Beberapa foto menunjukkan aktivitas penjualan BBM Subsidi di SPBU dengan nomor 14.203.1109 yang berada di Hamparan Perak, Deli Serdang, beredar di media sosial.
Berdasarkan keterangan pada unggahan tersebut menyebutkan bahwa BBM subsidi itu bebas dijual oleh pengelola SPBU kepada pembeli menggunakan jerigen.
Bahkan, menurut keterangan pada unggahan tersebut bahwa pembeli BBM subsidi itu diduga penimbun atau mafia minyak yang akan menjualnya kembali.
Selain itu, menurut salah seorang pelangsir BBM Subsidi jenis Pertalite menggunakan sepeda motor, mengaku bahwa untuk membeli minyak mereka harus menyetor Rp 5000 per jerigen kepada operator SPBU.
Pertamina Berjanji Tindak Tegas
Area Manager Communication, Relation & CSR PT Pertamina Patra Niaga Regional Sumbagut, Susanto August Satria mengatakan pembelian BBM subsidi tidak dibenarkan menggunakan media jerigen.
Satria menegaskan pembelian BBM subsidi menggunakan media jerigen hanya diperbolehkan untuk petani dan nelayan, dengan syarat menunjukkan surat rekomendasi dari instansi terkait.
“Tidak boleh.
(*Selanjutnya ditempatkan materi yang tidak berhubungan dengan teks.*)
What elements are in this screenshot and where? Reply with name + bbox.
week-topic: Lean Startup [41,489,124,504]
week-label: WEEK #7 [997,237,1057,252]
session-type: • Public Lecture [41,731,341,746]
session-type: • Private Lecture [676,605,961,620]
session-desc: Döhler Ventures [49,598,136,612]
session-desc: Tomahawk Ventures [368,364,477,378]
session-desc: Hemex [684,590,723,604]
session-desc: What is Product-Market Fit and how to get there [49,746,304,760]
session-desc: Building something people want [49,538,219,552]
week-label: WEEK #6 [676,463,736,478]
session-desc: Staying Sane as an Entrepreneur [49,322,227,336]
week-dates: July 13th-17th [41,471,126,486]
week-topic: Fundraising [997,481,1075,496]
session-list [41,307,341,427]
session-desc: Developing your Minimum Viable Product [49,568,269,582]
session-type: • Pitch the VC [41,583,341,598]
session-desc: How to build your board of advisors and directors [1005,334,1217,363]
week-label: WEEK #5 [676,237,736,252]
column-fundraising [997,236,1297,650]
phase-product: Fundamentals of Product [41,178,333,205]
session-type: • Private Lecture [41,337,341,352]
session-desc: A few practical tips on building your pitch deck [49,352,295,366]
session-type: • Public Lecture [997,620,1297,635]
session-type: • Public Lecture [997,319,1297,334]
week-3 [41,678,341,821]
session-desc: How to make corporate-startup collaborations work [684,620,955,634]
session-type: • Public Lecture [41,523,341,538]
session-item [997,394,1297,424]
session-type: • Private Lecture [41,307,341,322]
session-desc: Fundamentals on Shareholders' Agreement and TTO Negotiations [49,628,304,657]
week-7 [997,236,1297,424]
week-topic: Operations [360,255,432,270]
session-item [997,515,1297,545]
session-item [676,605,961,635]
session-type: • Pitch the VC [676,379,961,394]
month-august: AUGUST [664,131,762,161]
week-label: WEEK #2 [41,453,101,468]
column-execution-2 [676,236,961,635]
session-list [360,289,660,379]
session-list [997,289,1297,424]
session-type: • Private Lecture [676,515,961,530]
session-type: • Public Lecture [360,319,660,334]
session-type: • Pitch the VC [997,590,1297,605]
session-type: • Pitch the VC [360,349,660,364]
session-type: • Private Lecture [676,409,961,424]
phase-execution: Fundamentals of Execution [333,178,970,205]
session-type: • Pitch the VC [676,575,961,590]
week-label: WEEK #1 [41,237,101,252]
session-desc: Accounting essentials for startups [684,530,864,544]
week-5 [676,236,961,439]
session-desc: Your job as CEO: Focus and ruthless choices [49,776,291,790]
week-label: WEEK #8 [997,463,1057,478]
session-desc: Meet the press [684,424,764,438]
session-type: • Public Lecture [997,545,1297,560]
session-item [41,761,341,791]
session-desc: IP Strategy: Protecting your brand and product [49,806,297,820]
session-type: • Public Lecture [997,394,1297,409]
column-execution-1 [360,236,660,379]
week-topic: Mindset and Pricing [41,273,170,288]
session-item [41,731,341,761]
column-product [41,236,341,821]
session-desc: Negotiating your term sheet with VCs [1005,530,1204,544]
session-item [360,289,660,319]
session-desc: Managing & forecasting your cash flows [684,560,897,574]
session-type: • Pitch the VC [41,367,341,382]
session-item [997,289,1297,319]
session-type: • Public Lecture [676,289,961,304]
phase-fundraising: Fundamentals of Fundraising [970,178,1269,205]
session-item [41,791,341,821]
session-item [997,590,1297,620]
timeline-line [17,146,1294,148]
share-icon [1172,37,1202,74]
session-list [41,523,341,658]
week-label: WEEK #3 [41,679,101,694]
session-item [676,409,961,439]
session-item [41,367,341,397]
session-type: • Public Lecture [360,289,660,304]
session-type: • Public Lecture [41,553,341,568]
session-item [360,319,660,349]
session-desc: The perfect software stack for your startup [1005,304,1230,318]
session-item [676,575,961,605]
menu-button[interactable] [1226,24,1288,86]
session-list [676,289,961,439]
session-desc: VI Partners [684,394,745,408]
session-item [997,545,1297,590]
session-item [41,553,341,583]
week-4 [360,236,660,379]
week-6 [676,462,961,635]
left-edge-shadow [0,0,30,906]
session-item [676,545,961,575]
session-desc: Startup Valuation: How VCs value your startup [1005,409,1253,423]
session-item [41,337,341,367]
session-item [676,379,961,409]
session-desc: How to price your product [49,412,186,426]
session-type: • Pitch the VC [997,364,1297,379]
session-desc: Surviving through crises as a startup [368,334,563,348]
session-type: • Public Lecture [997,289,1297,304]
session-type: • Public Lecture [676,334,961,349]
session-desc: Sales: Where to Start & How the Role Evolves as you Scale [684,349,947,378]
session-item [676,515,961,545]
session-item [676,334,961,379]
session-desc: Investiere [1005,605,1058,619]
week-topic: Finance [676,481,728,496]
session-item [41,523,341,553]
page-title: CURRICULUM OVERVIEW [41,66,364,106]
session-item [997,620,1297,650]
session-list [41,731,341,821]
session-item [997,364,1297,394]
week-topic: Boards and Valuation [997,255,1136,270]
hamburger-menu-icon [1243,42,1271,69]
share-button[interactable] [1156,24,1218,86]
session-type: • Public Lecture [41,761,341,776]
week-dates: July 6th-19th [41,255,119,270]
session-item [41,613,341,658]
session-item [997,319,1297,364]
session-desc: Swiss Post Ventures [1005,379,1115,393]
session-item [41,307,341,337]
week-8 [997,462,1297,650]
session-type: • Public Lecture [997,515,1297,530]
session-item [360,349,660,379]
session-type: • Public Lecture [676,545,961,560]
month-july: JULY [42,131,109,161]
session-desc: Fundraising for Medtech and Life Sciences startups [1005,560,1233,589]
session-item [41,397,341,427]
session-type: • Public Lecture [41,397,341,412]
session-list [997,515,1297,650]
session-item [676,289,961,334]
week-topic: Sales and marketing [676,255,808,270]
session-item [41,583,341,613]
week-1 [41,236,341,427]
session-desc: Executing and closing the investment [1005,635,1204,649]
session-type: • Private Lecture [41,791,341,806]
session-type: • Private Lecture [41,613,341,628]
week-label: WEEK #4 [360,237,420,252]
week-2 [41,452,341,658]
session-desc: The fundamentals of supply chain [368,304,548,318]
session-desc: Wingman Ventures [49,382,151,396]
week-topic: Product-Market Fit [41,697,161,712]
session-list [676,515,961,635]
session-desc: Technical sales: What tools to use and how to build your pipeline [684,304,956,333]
Dan surat rekomendasi tersebut bersifat resmi dari instasi terkait,” kata Susanto August Satria kepada topikseru.com saat dikonfirmasi, Senin (30/12).
August Satria menegaskan pihaknya akan mengecek dan memastikan dugaan penjualan BBM subsidi di salah satu SPBU di Sumut, yang melayani pembelian dengan media jerigen.
Dia memastikan bila ada pelanggaran prosedur pada SPBU itu maka akan dilakukan tindakan tegas.
“Jikalau ada prosedur yang dilanggar, Pertamina tidak segan untuk memberikan pembinaan kepada lembaga penyalur yang tidak mentaati aturan dan prosedur yang berlaku,” pungkasnya.